Back to Venezuela. The blowout government spending program in Venezuela got started in the very late 90s, but only really took off around 2004 (after Chavez consolidated control over the national oil company). In a post in 2016 titled “Venezuela: Useful Idiots Roundup” I put together a collection of fawning quotes from left-wing dupes praising the Chavez program as the route to economic success as well as fairness and justice. Featured “useful idiots” included Nobel Prize-winning economist and Hillary Clinton advisor Joseph Stiglitz, Senator Bernie Sanders, actor Sean Penn, and journalists including Richard Gott, David Sirota, and Mark Weisbrot. The quote from Sanders (in 2011) is particularly choice:
These days, the American dream is more apt to be realized in South America, in places such as Ecuador, Venezuela and Argentina, where incomes are actually more equal today than they are in the land of Horatio Alger. Who’s the banana republic now?
Sirota, writing in Salon in 2013, called the results of Chavez’s program an “economic miracle.”

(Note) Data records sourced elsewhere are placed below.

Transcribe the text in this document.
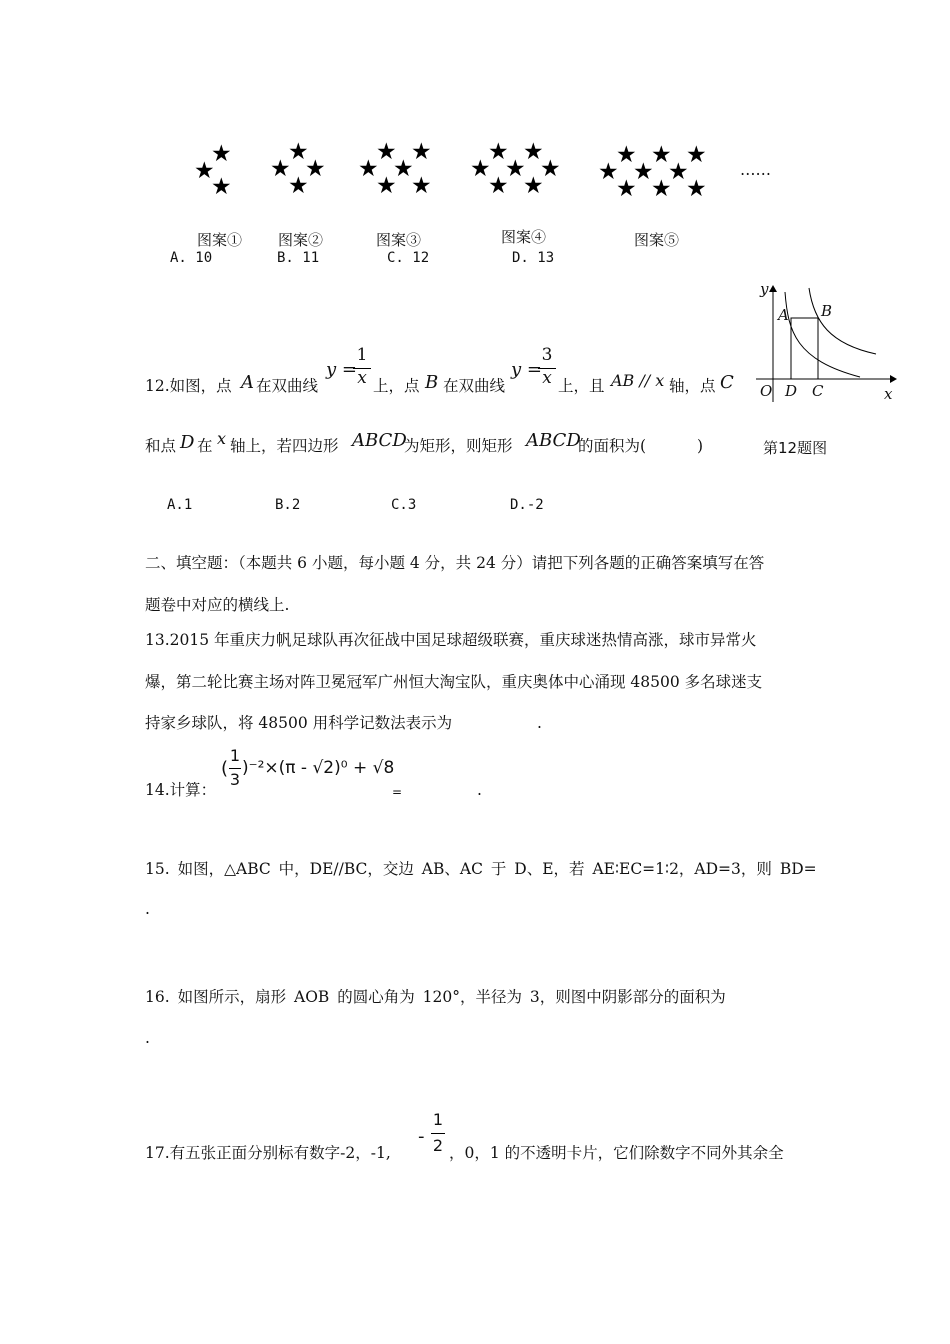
★
★
★
★
★ ★
★
★ ★
★ ★
★ ★
★ ★
★ ★ ★
★ ★
★ ★ ★
★ ★ ★
★ ★ ★
……
图案① 图案②	图案③	图案④	图案⑤
A. 10	B. 11	C. 12	D. 13
y
A B
O D C	x
第12题图
12.如图，点 A 在双曲线
y =
1
x 上，点 B 在双曲线
y =
3
x 上，且 AB // x 轴，点 C
和点 D 在 x 轴上，若四边形 ABCD
为矩形，则矩形 ABCD
的面积为(	)
A.1	B.2	C.3	D.-2
二、填空题：（本题共 6 小题，每小题 4 分，共 24 分）请把下列各题的正确答案填写在答
题卷中对应的横线上.
13.2015 年重庆力帆足球队再次征战中国足球超级联赛，重庆球迷热情高涨，球市异常火
爆，第二轮比赛主场对阵卫冕冠军广州恒大淘宝队，重庆奥体中心涌现 48500 多名球迷支
持家乡球队，将 48500 用科学记数法表示为	.
14.计算：
(
1
3
)⁻²×(π - √2)⁰ + √8
=	.
15. 如图，△ABC 中，DE//BC，交边 AB、AC 于 D、E，若 AE∶EC=1∶2，AD=3，则 BD=
.
16. 如图所示，扇形 AOB 的圆心角为 120°，半径为 3，则图中阴影部分的面积为
.
17.有五张正面分别标有数字-2，-1,
-
1
2 ，0，1 的不透明卡片，它们除数字不同外其余全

Here are a few charts of the results of the Venezuelan economy during the period of Chavez/Maduro rule (Maduro succeed to the presidency upon Chavez’s death in 2013):
These charts are from Wikipedia, citing data from the World Bank, IMF and CIA. Note that Venezuela stopped publishing economic data in approximately 2014, so that all numbers after that year are informed estimates. Also, note that these numbers end in 2018. Trading Economics here has an updated figure for Venezuela’s most recent economic “growth” rate for 2019. It is -26.8%. However, they note that other estimates range up to -36.1%. In other words, the economy is much smaller today than when Chavez first came to power in 1998. The inflation rate remains in the range of 1,000,000% or more.
Poverty? They claimed to have reduced the rate from 23.9% in 1999 to 8.5% in 2013. Today, USAID estimates that 90+% of Venezuelans are in poverty. Probably, you have seen the pictures of formerly middle class people going through garbage looking for something to eat.
Sadly, the time scale on which these things play out is not coordinated to U.S. election cycles. In 2013, fifteen years into Chavez’s rule, the government statistics still showed an “economic miracle” (although keen observers knew it was not real). Chavez and then Maduro used the time to change first the election system, and then the constitution, so that removing them from power became almost impossible. How bad is the damage to the U.S. economy being inflicted by the blowout wasteful spending of Biden and the Democratic Congress? Likely, we will only know the first inklings by 2022, and still only a little by 2024.